During my time on the Herencia campaign, I’ve seen several documents outlining the relationship of the Catholic Church and the law. There are documents ranging from monastery foundations to Church privileges in Spanish society. However, few were so striking as the debates over jurisdiction. In particular, the July 17, 1862, document concerning the village of Ripoll and who exerts jurisdiction over it stands out among the rest. This document focuses on the Monastery of Santa Maria de Ripoll and the “Fiscal Procurator of the Public Office of the Princedom of Catalonia” to determine whether or not Ripoll owes fealty to the king of Spain or the abbot.
Sitting in Catalonia, bordering the south of France, Ripoll sits remotely from the Crown, without the constant attention from Crown authorities enjoyed by the closer monasteries and their associated villages. Built in 879, the monastery functioned as a place of protection and a population center for the village. Under the Benedictine monastery, the village had access to the Church’s authority and, by extension, the protection of the stone walls of the monastery itself. However, the village ran into a particular degree of conflict in 1862. Spain’s monarch was Queen Isabella II, who took over after the Carlist War and reigned throughout extreme political turmoil.
The Carlists ruled towards the French border, controlling provinces such as Navarre. Navarre has a history of independence, traditionally laying outside of the Castilian royal family’s grasp; it was integrated into the kingdom late in 1512. Ripoll bears a similar history, complete with the Carlist emphasis on the traditional Catholic order and ecclesiastical authority. Under this context, the document becomes the battleground between Carlist principles and the authority of Isabella’s reign. It is also worth noting that Isabella’s control over the country waned shortly after; she was forced to abdicate the throne and thus admit defeat in the wake of her Carlist foes.

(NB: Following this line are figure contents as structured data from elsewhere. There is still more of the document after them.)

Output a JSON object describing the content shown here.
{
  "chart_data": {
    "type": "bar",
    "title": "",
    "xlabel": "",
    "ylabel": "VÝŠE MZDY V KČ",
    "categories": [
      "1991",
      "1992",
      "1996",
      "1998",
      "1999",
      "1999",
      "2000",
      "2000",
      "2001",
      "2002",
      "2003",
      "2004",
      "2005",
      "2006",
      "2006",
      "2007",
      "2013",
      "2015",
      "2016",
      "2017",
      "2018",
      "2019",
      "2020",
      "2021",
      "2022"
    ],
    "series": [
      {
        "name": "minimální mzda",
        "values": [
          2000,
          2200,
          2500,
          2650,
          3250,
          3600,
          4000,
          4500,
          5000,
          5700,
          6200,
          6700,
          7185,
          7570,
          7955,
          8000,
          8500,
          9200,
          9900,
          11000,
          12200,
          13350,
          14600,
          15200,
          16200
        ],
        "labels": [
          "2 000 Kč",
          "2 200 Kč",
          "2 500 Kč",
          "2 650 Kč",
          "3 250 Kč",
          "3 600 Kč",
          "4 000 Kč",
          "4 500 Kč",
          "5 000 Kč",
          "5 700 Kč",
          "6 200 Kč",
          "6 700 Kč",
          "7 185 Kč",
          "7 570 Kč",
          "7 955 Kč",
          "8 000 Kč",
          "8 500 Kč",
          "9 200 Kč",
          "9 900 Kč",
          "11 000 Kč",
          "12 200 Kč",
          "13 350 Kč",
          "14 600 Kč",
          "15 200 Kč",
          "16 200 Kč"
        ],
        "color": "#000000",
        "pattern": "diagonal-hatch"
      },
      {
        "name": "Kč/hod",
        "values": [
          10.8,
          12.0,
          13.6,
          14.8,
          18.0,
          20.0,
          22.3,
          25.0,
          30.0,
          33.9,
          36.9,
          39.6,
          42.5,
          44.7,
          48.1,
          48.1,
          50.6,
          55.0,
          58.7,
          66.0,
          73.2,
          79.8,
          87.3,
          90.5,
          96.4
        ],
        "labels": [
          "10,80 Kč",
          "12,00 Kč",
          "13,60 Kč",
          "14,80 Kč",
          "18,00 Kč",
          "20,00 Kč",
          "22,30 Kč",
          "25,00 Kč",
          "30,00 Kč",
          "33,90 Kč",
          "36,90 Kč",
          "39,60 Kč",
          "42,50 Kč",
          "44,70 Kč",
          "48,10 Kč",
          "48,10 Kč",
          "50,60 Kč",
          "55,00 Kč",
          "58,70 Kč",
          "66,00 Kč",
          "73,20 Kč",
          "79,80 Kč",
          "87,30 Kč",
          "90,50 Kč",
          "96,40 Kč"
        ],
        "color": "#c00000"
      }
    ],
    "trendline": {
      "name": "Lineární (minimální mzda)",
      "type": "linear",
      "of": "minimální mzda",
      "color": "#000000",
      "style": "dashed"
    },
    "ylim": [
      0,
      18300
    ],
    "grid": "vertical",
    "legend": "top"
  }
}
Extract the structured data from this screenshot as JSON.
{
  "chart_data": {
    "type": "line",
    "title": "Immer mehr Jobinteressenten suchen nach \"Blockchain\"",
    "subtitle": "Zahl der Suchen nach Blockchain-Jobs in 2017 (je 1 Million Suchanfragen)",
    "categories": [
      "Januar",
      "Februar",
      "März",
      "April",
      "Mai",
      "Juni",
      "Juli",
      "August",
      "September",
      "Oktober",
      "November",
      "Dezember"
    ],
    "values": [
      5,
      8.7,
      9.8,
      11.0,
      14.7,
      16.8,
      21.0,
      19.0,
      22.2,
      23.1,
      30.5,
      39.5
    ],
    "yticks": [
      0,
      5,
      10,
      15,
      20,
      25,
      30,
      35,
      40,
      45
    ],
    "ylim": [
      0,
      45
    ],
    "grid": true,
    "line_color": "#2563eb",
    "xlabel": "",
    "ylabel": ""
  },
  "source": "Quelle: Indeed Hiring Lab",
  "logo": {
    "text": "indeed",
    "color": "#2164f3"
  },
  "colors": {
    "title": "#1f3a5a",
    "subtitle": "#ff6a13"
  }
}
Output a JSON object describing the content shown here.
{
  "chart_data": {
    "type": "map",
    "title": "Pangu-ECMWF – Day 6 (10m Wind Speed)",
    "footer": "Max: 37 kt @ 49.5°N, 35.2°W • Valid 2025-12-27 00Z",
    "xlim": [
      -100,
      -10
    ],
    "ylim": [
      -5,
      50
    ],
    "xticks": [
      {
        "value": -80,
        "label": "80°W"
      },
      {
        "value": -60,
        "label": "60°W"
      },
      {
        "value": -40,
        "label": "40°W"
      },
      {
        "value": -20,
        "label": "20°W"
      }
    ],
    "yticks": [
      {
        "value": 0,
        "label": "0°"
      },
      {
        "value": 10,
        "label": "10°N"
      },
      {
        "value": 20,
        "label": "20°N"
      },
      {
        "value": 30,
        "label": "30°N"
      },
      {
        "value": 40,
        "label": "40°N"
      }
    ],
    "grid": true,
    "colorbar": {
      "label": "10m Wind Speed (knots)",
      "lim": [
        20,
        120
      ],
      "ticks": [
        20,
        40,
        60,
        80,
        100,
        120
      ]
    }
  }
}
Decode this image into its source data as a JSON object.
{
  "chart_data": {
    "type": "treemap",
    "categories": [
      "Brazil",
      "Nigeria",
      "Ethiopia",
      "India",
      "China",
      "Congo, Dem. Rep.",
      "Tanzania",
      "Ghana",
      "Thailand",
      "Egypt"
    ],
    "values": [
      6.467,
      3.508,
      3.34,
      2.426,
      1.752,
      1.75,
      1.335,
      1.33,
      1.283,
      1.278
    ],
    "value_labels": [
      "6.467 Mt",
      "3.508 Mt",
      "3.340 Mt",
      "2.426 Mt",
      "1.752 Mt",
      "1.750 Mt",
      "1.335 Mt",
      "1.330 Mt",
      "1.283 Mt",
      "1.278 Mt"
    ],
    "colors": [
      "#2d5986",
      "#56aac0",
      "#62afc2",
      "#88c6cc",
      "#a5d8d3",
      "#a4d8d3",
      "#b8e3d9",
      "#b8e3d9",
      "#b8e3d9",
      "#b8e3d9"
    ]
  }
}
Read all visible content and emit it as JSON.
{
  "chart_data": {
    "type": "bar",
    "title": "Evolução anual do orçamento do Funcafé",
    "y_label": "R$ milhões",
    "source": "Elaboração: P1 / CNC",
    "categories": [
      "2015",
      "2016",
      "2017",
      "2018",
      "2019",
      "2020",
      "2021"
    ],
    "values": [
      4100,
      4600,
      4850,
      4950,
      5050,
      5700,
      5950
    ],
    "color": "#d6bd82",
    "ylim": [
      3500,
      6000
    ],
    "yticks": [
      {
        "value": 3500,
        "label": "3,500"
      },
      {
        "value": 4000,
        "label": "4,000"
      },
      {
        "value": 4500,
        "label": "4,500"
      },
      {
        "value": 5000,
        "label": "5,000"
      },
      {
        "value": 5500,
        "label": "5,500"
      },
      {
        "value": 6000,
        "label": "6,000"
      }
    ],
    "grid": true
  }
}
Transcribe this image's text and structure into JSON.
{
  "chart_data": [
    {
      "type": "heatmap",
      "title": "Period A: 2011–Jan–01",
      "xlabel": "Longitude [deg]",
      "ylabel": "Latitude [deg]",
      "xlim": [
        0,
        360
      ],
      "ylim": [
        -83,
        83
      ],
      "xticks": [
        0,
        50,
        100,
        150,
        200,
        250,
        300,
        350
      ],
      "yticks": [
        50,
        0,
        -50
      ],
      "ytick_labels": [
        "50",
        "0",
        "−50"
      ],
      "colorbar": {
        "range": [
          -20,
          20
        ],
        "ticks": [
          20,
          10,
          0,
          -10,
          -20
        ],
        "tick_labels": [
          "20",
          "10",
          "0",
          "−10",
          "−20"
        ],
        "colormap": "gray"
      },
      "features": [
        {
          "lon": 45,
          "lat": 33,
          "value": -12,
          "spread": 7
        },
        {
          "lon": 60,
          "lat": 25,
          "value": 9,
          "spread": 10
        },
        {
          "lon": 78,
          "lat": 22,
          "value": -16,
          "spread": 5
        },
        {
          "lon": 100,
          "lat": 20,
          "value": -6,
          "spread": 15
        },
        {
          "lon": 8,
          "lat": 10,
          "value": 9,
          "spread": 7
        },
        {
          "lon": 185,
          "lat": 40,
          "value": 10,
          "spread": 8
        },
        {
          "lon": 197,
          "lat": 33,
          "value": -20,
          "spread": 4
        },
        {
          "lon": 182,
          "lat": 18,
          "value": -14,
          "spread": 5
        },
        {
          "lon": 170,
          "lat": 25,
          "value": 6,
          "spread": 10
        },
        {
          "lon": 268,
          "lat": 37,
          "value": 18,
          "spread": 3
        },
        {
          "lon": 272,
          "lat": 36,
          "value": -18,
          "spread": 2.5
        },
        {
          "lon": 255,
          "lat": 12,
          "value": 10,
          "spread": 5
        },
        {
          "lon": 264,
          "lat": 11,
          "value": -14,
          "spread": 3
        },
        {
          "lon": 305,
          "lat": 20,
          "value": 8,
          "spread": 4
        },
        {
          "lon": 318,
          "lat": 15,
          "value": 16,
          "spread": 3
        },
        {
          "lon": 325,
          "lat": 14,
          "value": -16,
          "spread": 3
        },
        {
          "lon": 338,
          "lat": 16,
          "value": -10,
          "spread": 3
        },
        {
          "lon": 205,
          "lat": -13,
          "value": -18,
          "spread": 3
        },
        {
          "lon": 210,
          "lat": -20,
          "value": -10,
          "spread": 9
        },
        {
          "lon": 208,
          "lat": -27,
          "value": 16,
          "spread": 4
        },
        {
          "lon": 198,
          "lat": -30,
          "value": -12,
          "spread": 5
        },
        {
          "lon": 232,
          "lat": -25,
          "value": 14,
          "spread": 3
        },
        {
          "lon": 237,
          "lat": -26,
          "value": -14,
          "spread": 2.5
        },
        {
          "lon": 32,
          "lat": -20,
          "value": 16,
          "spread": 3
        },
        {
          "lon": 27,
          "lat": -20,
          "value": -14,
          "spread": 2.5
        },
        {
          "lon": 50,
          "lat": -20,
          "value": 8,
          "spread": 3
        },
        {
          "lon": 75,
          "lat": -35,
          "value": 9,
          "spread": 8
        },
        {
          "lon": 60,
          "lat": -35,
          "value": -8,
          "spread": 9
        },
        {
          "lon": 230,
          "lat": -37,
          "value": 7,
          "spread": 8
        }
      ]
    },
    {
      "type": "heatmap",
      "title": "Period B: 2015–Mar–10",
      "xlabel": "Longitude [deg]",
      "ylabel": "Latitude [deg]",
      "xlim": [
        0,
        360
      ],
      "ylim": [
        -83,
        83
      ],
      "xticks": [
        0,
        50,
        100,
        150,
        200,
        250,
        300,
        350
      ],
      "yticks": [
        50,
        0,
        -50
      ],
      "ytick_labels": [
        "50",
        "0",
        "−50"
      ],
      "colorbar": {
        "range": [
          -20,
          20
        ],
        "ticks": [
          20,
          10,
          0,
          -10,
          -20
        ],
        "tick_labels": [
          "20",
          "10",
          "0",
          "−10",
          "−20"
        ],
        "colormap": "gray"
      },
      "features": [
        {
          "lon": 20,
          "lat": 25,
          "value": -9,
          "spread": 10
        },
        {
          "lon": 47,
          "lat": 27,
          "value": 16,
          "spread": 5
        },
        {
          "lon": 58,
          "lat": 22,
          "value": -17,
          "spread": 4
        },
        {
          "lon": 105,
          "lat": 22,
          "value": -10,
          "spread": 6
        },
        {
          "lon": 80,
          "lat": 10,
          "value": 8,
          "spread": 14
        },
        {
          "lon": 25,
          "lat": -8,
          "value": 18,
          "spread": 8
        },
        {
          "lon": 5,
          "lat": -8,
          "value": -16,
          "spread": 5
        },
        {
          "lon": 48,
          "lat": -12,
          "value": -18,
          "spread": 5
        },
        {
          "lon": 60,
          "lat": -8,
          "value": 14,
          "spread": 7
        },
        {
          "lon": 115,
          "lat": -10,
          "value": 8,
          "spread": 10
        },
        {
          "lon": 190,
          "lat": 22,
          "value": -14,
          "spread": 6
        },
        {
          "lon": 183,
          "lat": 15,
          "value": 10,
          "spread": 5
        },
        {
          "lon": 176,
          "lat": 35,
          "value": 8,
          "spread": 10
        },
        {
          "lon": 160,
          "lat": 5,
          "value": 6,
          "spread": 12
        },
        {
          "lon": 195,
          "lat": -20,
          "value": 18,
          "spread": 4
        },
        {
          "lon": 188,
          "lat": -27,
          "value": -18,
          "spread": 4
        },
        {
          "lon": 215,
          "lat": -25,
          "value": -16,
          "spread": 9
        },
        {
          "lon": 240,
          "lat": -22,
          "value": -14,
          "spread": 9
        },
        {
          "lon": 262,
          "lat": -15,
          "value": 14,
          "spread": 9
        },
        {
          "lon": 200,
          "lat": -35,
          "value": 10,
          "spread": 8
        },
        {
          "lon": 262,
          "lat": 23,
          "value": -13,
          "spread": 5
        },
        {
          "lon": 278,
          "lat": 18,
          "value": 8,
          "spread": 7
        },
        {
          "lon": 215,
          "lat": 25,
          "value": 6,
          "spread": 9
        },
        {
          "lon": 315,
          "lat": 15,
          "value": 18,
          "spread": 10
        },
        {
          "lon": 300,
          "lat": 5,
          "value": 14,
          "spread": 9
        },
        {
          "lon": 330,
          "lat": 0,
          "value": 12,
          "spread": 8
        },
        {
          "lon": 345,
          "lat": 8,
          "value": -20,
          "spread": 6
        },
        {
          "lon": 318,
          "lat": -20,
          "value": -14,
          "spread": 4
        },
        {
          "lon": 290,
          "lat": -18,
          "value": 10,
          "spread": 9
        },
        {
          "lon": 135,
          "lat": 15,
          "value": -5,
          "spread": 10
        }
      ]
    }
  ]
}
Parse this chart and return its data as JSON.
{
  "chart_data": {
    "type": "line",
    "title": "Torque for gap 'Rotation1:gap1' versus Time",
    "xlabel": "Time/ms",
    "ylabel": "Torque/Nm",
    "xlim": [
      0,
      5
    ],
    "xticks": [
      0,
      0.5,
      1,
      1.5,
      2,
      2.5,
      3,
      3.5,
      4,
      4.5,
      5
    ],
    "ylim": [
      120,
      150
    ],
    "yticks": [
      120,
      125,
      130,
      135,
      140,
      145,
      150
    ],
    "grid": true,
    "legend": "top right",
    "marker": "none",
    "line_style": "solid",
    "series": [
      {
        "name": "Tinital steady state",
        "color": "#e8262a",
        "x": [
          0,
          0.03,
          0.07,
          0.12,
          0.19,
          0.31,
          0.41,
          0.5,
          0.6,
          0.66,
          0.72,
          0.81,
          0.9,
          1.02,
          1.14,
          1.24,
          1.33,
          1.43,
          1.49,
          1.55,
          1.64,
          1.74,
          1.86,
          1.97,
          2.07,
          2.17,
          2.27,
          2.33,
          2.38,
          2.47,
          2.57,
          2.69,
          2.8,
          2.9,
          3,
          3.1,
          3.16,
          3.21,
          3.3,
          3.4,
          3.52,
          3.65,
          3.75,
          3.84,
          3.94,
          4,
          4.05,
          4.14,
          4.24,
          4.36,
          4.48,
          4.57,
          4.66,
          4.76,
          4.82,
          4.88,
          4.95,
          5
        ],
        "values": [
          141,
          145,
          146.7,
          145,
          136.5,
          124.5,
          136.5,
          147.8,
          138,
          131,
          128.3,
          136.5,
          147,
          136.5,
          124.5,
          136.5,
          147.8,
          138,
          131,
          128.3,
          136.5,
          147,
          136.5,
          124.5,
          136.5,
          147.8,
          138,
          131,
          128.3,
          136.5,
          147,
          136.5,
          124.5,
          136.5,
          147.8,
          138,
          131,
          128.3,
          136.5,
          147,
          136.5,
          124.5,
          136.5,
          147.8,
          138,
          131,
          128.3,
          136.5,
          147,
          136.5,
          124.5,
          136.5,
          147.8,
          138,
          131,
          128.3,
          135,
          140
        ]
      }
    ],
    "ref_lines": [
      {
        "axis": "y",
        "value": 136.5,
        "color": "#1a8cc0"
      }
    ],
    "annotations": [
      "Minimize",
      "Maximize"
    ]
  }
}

Following this conflict, it becomes easy to see why this case received its immortality in the collection; the very first page of the record asserts how the monastery ought to enjoy its full sovereignty over the village:
se procurarà manifestar, y establecer, la solidèz de justicia, que contra su Villa asiste al muy Ilustre Abad, y Monasterio de Ripoll en el infalible dominio, y total jurisdicción alta, baxa, mero, y mixto imperio de dicha Villa de Ripoll
measures will be taken to manifest and establish the soundness of justice that enables the very illustrious abbot and the Monastery of Ripoll in the absolute power, and total jurisdiction, high, low, mere, and mixed rule over said Villa de Ripoll.
Note the careful wording of the initial statement. The abbot and the monastery enjoy this jurisdiction because the village assists the monks in their domain. That claim to the village is “infallible” because the Church is incapable of erring on the subject; historical control trumps the attempts to bring the village and abbey into the monarchy’s grasp. The monastery enjoys certain privileges such as neutrality in interregional conflict and the surrounding lands for self-sufficiency. It is a piece of the monastery to that extent, where they farm and sell their goods in the marketplace, therefore requiring the abbot’s attention in the same way the novices of his order do. This echoes the Carlist sentiment of traditional Catholic authority, as the author enumerates how the monastery therefore enjoys the jurisdiction from the low, petty instances to the higher-stakes cases, from the purest levels to the most mixed ones. The crown argues that the monastery must forfeit these historic claims in a direct attack on the traditionalist, Carlist principles in favor of Isabella’s moderate reforms. The symbiotic relationship between the village and the monks asserts that it is common sense for the abbot to thus assume the authority, for that protection is how the Church gives back.